Para validar a afirmação de que os metadados estão protegidos dos nós que podem executar pods no sandbox, é possível fazer um teste:

  1. Crie uma implantação em sandbox a partir do seguinte manifesto, usando kubectl apply -f. Ele usa a imagem fedora, que inclui o comando curl. O pod executa o comando /bin/sleep para garantir que a implantação seja executada por 10.000 segundos.

    # sandbox-metadata-test.yaml
    apiVersion: apps/v1
    kind: Deployment
    metadata:
      name: fedora
      labels:
        app: fedora
    spec:
      replicas: 1
      selector:
        matchLabels:
          app: fedora
      template:
        metadata:
          labels:
            app: fedora
        spec:
          runtimeClassName: gvisor
          containers:
          - name: fedora
            image: fedora
            command: ["/bin/sleep","10000"]
    
  2. Consiga o nome do pod usando kubectl get pods e use kubectl exec para se conectar ao pod de forma interativa.

    kubectl exec -it pod-name /bin/sh
    

    Você está conectado a um contêiner em execução no pod, em uma sessão /bin/sh.

  3. Na sessão interativa, tente acessar um URL que retorne metadados de cluster:

    curl -s "http://metadata.google.internal/computeMetadata/v1/instance/attributes/kube-env" -H "Metadata-Flavor: Google"
    

    O comando trava e, por fim, expira, porque os pacotes são descartados silenciosamente.

  4. Pressione Ctrl+C para encerrar o comando curl e digite exit para se desconectar do pod.

  5. Remova a linha RuntimeClass do manifesto YAML e reimplante o pod usando kubectl apply -f filename.
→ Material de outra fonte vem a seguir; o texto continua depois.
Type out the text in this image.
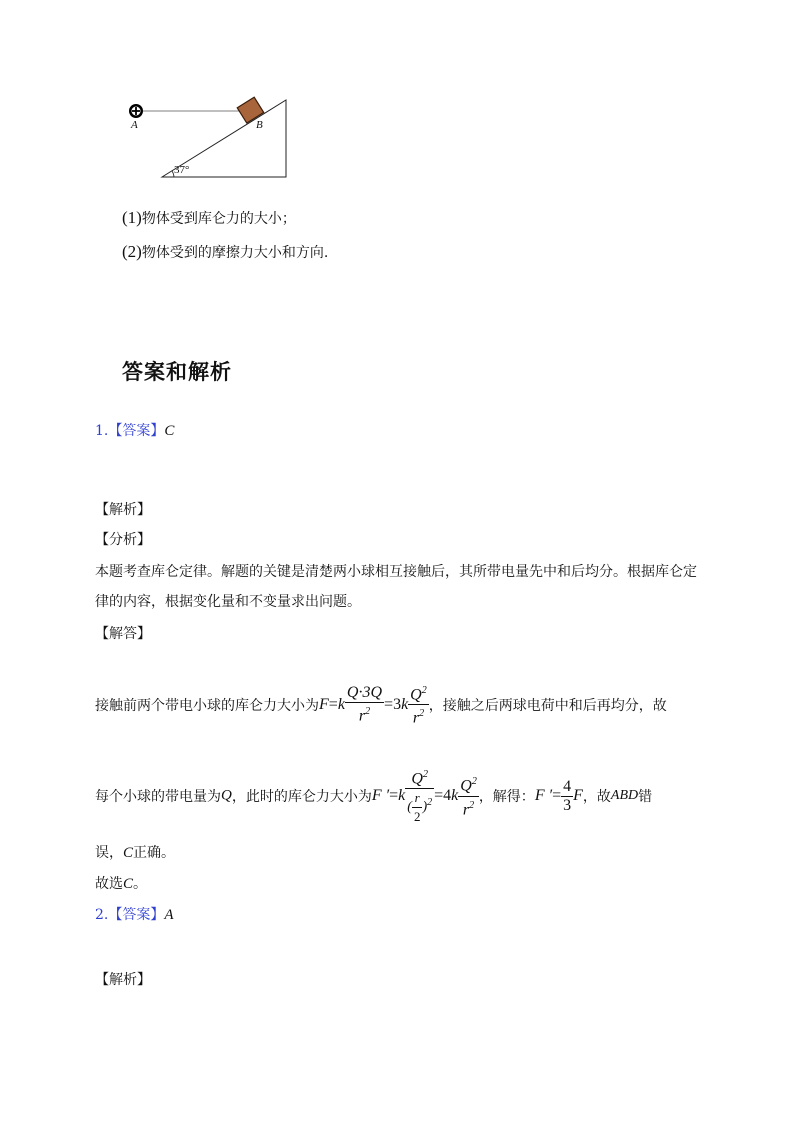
A	B
37°
(1)物体受到库仑力的大小；
(2)物体受到的摩擦力大小和方向.
答案和解析
1.【答案】C
【解析】
【分析】
本题考查库仑定律。解题的关键是清楚两小球相互接触后，其所带电量先中和后均分。根据库仑定
律的内容，根据变化量和不变量求出问题。
【解答】
接触前两个带电小球的库仑力大小为$F=k \frac{Q\cdot 3Q}{r^2} =3k \frac{Q^2}{r^2}$ ，接触之后两球电荷中和后再均分，故
每个小球的带电量为Q，此时的库仑力大小为F $'=k \frac{Q^2}{( \frac{r}{2} )^2} =4k \frac{Q^2}{r^2}$ ，解得：F ′= $\frac{4}{3}$ F，故ABD错
误，C正确。
故选C。
2.【答案】A
【解析】
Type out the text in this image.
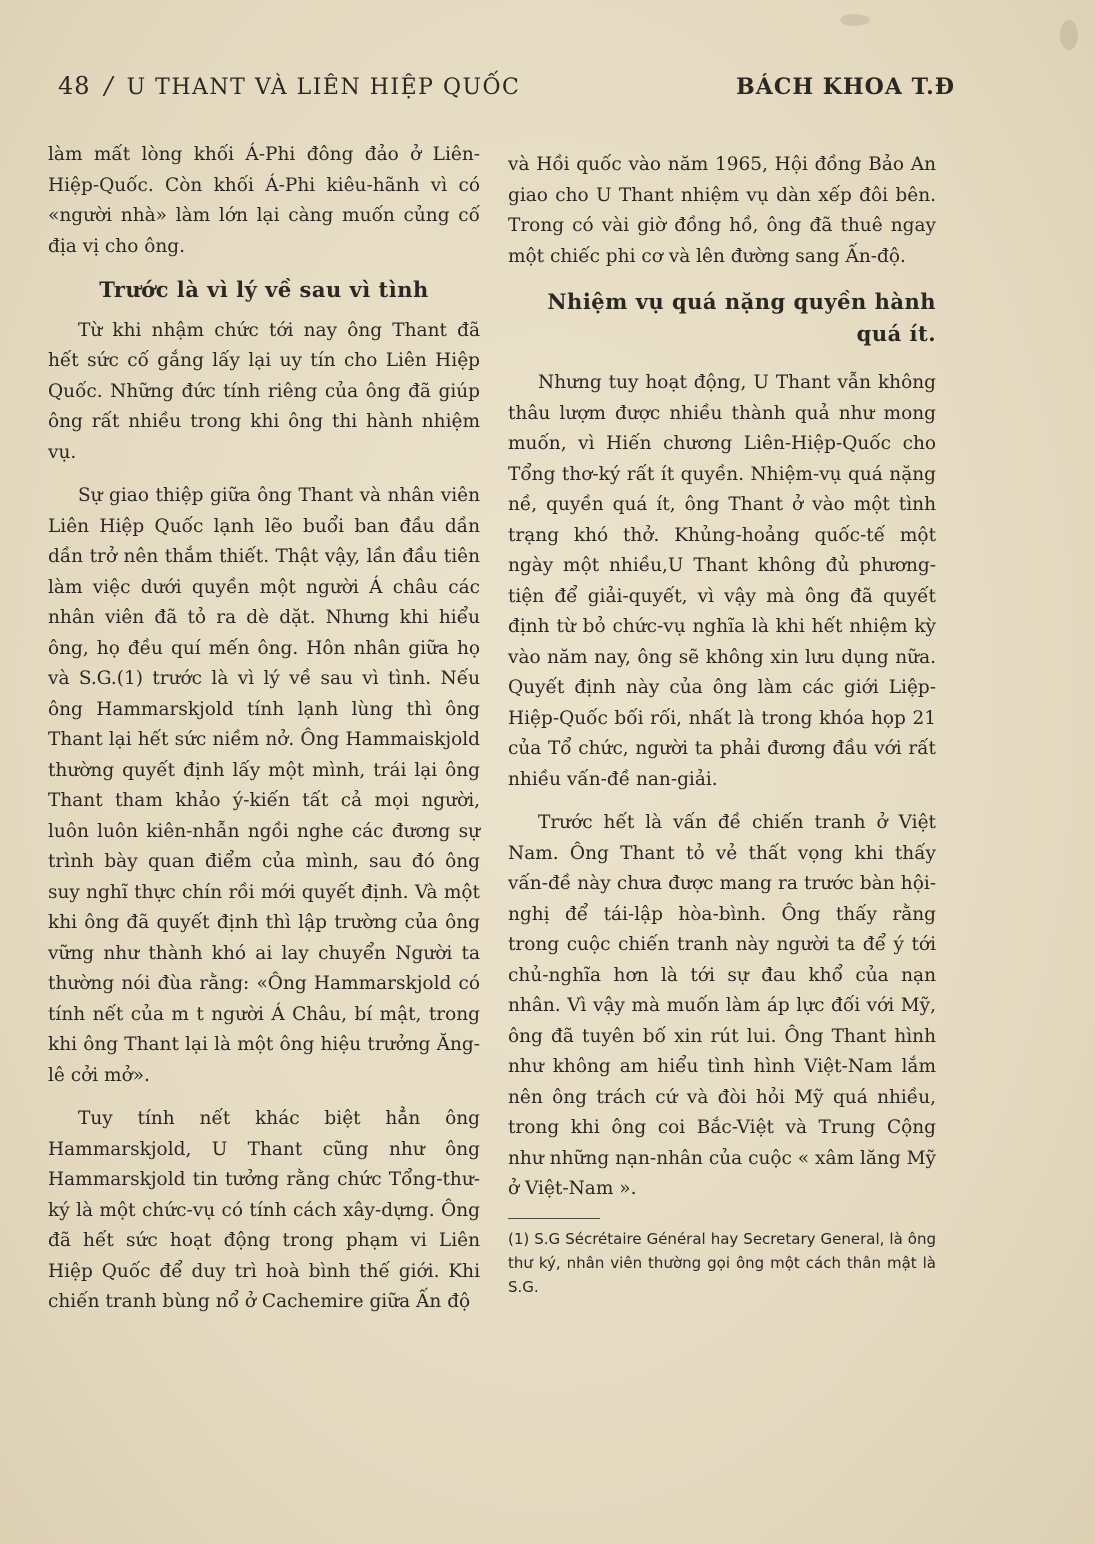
48 / U THANT VÀ LIÊN HIỆP QUỐC	BÁCH KHOA T.Đ

làm mất lòng khối Á-Phi đông đảo ở Liên-Hiệp-Quốc. Còn khối Á-Phi kiêu-hãnh vì có «người nhà» làm lớn lại càng muốn củng cố địa vị cho ông.

Trước là vì lý về sau vì tình

Từ khi nhậm chức tới nay ông Thant đã hết sức cố gắng lấy lại uy tín cho Liên Hiệp Quốc. Những đức tính riêng của ông đã giúp ông rất nhiều trong khi ông thi hành nhiệm vụ.

Sự giao thiệp giữa ông Thant và nhân viên Liên Hiệp Quốc lạnh lẽo buổi ban đầu dần dần trở nên thắm thiết. Thật vậy, lần đầu tiên làm việc dưới quyền một người Á châu các nhân viên đã tỏ ra dè dặt. Nhưng khi hiểu ông, họ đều quí mến ông. Hôn nhân giữa họ và S.G.(1) trước là vì lý về sau vì tình. Nếu ông Hammarskjold tính lạnh lùng thì ông Thant lại hết sức niềm nở. Ông Hammaiskjold thường quyết định lấy một mình, trái lại ông Thant tham khảo ý-kiến tất cả mọi người, luôn luôn kiên-nhẫn ngồi nghe các đương sự trình bày quan điểm của mình, sau đó ông suy nghĩ thực chín rồi mới quyết định. Và một khi ông đã quyết định thì lập trường của ông vững như thành khó ai lay chuyển Người ta thường nói đùa rằng: «Ông Hammarskjold có tính nết của m t người Á Châu, bí mật, trong khi ông Thant lại là một ông hiệu trưởng Ăng-lê cởi mở».

Tuy tính nết khác biệt hẳn ông Hammarskjold, U Thant cũng như ông Hammarskjold tin tưởng rằng chức Tổng-thư-ký là một chức-vụ có tính cách xây-dựng. Ông đã hết sức hoạt động trong phạm vi Liên Hiệp Quốc để duy trì hoà bình thế giới. Khi chiến tranh bùng nổ ở Cachemire giữa Ấn độ

và Hồi quốc vào năm 1965, Hội đồng Bảo An giao cho U Thant nhiệm vụ dàn xếp đôi bên. Trong có vài giờ đồng hồ, ông đã thuê ngay một chiếc phi cơ và lên đường sang Ấn-độ.

Nhiệm vụ quá nặng quyền hành quá ít.

Nhưng tuy hoạt động, U Thant vẫn không thâu lượm được nhiều thành quả như mong muốn, vì Hiến chương Liên-Hiệp-Quốc cho Tổng thơ-ký rất ít quyền. Nhiệm-vụ quá nặng nề, quyền quá ít, ông Thant ở vào một tình trạng khó thở. Khủng-hoảng quốc-tế một ngày một nhiều,U Thant không đủ phương-tiện để giải-quyết, vì vậy mà ông đã quyết định từ bỏ chức-vụ nghĩa là khi hết nhiệm kỳ vào năm nay, ông sẽ không xin lưu dụng nữa. Quyết định này của ông làm các giới Liệp-Hiệp-Quốc bối rối, nhất là trong khóa họp 21 của Tổ chức, người ta phải đương đầu với rất nhiều vấn-đề nan-giải.

Trước hết là vấn đề chiến tranh ở Việt Nam. Ông Thant tỏ vẻ thất vọng khi thấy vấn-đề này chưa được mang ra trước bàn hội-nghị để tái-lập hòa-bình. Ông thấy rằng trong cuộc chiến tranh này người ta để ý tới chủ-nghĩa hơn là tới sự đau khổ của nạn nhân. Vì vậy mà muốn làm áp lực đối với Mỹ, ông đã tuyên bố xin rút lui. Ông Thant hình như không am hiểu tình hình Việt-Nam lắm nên ông trách cứ và đòi hỏi Mỹ quá nhiều, trong khi ông coi Bắc-Việt và Trung Cộng như những nạn-nhân của cuộc « xâm lăng Mỹ ở Việt-Nam ».

(1) S.G Sécrétaire Général hay Secretary General, là ông thư ký, nhân viên thường gọi ông một cách thân mật là S.G.
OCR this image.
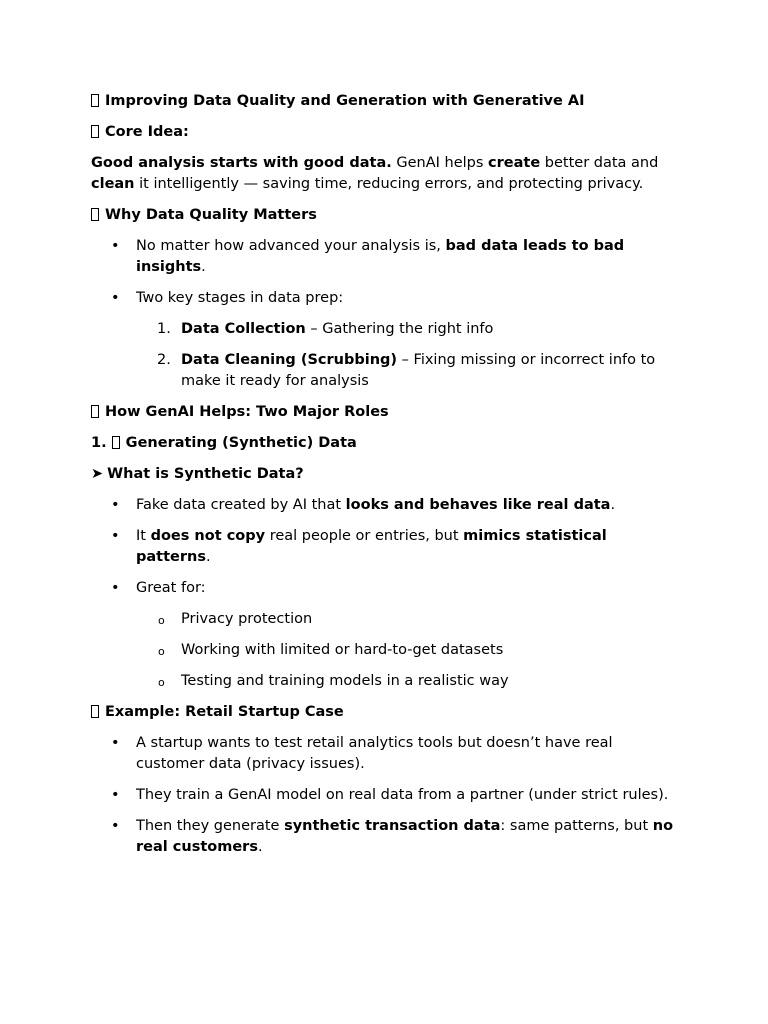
Improving Data Quality and Generation with Generative AI
Core Idea:
Good analysis starts with good data. GenAI helps create better data and clean it intelligently — saving time, reducing errors, and protecting privacy.
Why Data Quality Matters
• No matter how advanced your analysis is, bad data leads to bad insights.
• Two key stages in data prep:
1. Data Collection – Gathering the right info
2. Data Cleaning (Scrubbing) – Fixing missing or incorrect info to make it ready for analysis
How GenAI Helps: Two Major Roles
1. Generating (Synthetic) Data
➤ What is Synthetic Data?
• Fake data created by AI that looks and behaves like real data.
• It does not copy real people or entries, but mimics statistical patterns.
• Great for:
o Privacy protection
o Working with limited or hard-to-get datasets
o Testing and training models in a realistic way
Example: Retail Startup Case
• A startup wants to test retail analytics tools but doesn’t have real customer data (privacy issues).
• They train a GenAI model on real data from a partner (under strict rules).
• Then they generate synthetic transaction data: same patterns, but no real customers.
O pod no sandbox é encerrado e recriado em um nó sem o GKE Sandbox.

  6. Consiga o novo nome do pod, conecte-se a ele usando kubectl exec e execute o comando curl novamente. Dessa vez, os resultados são retornados. Este exemplo de resultado está truncado.

    ALLOCATE_NODE_CIDRS: "true"
    API_SERVER_TEST_LOG_LEVEL: --v=3
    AUTOSCALER_ENV_VARS: kube_reserved=cpu=60m,memory=960Mi,ephemeral-storage=41Gi;...
    ...
    

    Digite exit para se desconectar do pod.

  7. Remova a implantação:

    kubectl delete deployment fedora
    

Como desativar o GKE Sandbox

No momento, não é possível atualizar um pool de nós para desativar o GKE Sandbox. Para desativar o GKE Sandbox em um pool de nós atual, é possível realizar uma das seguintes ações:

  • Exclua os pods que estavam previamente em sandbox. Caso contrário, após a desativação do GKE Sandbox, esses pods serão executados como pods normais se nenhum nó disponível estiver ativado no GKE Sandbox. Em seguida, exclua o pool de nós em que o GKE Sandbox estava ativado. Ou
  • Redimensione o pool de nós para zero nós . Ou
  • Recrie os pods sem especificar um valor para RuntimeClassName.